Texte d'Audrey Lavoie
Tu publies le 7 octobre ton tout dernier Guide du vin, ton seizième... comment te sens-tu?
Je ressens un mélange de soulagement d'avoir pris la décision d'arrêter, de peur du vide et un gros sentiment de deuil. Mine de rien ça fait 16 ans que mon titre c'est «auteure du Guide du vin». Je suis heureuse et soulagée. Heureuse d'avoir réussi à mener le projet à bout de bras pendant 16 ans. Et il y a aussi tout le côté grisant de cet espace que je crée devant moi pour de nouveaux projets: j'ai la tête qui bouillonne d’idées depuis cinq ans. J'ai bien hâte d'avoir du temps et de la disponibilité mentale pour me consacrer à ça.
Le Guide du vin, qui s'est longtemps appelé Le Guide Phaneuf, a été créé en 1981 par le critique gastronomique spécialisé en vin Michel Phaneuf. Tu as repris le flambeau en 2007. Avec ton retrait du projet, est-ce la fin du Guide du vin?

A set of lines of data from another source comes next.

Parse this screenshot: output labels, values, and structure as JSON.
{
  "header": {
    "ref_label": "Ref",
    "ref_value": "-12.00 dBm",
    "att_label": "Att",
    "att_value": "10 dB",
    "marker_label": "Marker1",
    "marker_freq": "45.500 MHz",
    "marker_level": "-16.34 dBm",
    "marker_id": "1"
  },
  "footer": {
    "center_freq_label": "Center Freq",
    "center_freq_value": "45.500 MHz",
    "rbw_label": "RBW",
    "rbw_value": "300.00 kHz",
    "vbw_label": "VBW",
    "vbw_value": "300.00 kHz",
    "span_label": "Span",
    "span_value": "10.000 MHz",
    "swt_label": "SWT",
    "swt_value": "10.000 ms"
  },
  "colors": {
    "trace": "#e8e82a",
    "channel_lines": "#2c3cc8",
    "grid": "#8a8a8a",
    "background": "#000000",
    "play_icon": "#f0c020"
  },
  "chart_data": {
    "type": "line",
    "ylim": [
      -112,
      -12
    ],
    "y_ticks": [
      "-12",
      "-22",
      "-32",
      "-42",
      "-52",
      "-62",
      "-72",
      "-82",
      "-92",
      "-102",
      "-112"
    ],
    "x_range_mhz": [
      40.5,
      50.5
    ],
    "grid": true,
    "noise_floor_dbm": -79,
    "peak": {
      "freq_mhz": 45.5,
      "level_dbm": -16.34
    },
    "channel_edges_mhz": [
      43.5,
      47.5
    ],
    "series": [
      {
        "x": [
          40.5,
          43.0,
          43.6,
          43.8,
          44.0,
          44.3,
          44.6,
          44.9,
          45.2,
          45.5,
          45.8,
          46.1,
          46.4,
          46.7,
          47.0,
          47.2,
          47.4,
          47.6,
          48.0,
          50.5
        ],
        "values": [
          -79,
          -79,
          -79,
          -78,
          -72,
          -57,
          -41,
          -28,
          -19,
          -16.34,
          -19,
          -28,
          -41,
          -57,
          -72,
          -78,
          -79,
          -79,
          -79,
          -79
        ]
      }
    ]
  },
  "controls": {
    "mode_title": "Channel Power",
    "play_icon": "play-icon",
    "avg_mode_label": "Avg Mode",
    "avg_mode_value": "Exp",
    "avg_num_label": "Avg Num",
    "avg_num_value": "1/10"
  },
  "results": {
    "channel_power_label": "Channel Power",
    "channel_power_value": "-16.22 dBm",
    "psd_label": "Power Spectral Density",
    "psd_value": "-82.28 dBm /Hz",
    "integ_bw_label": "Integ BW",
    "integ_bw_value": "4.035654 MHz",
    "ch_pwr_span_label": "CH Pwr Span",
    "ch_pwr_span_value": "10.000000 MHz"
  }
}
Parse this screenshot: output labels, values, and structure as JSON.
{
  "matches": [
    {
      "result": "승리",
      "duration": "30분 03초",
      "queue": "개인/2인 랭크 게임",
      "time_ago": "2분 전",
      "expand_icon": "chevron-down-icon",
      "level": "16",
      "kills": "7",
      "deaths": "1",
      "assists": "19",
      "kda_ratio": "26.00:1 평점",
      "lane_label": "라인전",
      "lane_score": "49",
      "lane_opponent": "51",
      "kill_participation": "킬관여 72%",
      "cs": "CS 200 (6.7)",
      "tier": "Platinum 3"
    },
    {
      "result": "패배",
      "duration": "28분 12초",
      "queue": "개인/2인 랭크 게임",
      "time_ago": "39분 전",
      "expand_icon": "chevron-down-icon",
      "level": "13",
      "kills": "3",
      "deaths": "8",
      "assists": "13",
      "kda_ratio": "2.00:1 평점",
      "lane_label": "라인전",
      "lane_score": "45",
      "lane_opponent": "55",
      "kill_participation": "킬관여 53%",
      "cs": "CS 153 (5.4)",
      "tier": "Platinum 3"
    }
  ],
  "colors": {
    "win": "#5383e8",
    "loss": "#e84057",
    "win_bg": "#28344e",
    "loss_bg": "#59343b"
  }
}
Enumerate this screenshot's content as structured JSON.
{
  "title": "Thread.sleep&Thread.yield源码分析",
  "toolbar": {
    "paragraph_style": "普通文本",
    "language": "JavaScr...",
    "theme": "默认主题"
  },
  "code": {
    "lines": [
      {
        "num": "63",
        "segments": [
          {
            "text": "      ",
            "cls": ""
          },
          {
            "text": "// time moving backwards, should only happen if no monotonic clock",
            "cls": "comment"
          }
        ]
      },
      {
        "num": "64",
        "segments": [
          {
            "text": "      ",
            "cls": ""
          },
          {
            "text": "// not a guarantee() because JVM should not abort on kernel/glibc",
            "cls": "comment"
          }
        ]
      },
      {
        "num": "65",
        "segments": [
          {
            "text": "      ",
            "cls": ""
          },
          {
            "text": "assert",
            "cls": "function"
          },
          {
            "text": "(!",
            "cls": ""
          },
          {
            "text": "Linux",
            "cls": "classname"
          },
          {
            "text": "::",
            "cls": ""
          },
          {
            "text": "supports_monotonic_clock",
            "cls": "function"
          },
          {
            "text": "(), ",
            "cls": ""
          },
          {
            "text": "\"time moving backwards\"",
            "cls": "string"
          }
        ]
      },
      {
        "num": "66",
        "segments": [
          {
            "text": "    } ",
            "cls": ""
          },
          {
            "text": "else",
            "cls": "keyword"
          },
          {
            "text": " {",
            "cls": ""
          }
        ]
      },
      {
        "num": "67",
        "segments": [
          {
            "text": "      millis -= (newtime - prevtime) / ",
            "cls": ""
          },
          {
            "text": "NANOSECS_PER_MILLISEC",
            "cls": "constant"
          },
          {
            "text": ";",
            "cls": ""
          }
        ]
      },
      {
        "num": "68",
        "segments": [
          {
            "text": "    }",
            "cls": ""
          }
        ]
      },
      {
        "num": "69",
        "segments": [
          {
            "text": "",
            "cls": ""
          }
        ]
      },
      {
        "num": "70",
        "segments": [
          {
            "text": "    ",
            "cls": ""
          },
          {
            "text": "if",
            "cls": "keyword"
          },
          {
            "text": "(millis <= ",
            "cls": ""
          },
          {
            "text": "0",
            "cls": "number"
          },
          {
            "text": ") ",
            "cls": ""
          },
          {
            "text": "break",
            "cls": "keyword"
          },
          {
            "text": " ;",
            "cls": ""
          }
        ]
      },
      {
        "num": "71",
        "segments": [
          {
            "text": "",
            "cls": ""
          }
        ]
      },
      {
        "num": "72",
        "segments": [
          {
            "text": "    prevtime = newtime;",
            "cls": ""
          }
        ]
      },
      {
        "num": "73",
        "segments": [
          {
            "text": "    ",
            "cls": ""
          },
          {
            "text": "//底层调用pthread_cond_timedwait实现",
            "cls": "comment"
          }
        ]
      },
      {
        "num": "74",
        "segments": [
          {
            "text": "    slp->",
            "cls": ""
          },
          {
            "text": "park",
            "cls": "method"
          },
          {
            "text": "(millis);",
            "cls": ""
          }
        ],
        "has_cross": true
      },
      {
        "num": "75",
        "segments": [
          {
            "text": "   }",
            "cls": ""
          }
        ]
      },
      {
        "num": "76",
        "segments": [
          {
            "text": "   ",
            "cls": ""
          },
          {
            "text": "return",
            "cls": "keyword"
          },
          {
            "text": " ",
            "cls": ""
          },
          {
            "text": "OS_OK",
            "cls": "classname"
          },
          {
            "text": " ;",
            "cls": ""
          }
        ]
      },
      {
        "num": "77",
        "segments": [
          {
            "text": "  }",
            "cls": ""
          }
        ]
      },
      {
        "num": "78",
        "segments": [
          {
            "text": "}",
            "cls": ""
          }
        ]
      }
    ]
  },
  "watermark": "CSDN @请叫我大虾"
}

Le Guide du vin est une marque qui appartient à Michel [Phaneuf] et à ma connaissance, personne n'a été recruté pour me succéder. C'est la fin d'une époque. Mais je pense que le médium, un guide papier, n'est plus adapté à notre temps. Il a eu sa raison d'être, mais les téléphones intelligents ont changé la façon dont on consomme l'information et il faut adapter le médium.
Comment ça se fait un guide comme ça? Comment arrives-tu à goûter des centaines de vins en quelques mois seulement?
Je le fais entre le mois de juin et la fin du mois d'août. C'est deux mois et demi très, très, très intenses. Je me lève à 5h30, je fais de la relecture de ce que j'ai écrit la veille. Vers 8h30, je m'assois à mon bureau et je recommence à déguster. Après 20-30 vins, je prends une pause, je vais courir, je prends mes courriels et je recommence. C'est comme ça jusqu'à 20h, 21h ou même 22h. Et le lendemain je recommence, sept jours sur sept. C'est intense, mais il y a quelque chose de grisant dans cette routine. C'est une sorte de relation amour-haine avec cette période-là de mon année. Ça fait des étés atypiques!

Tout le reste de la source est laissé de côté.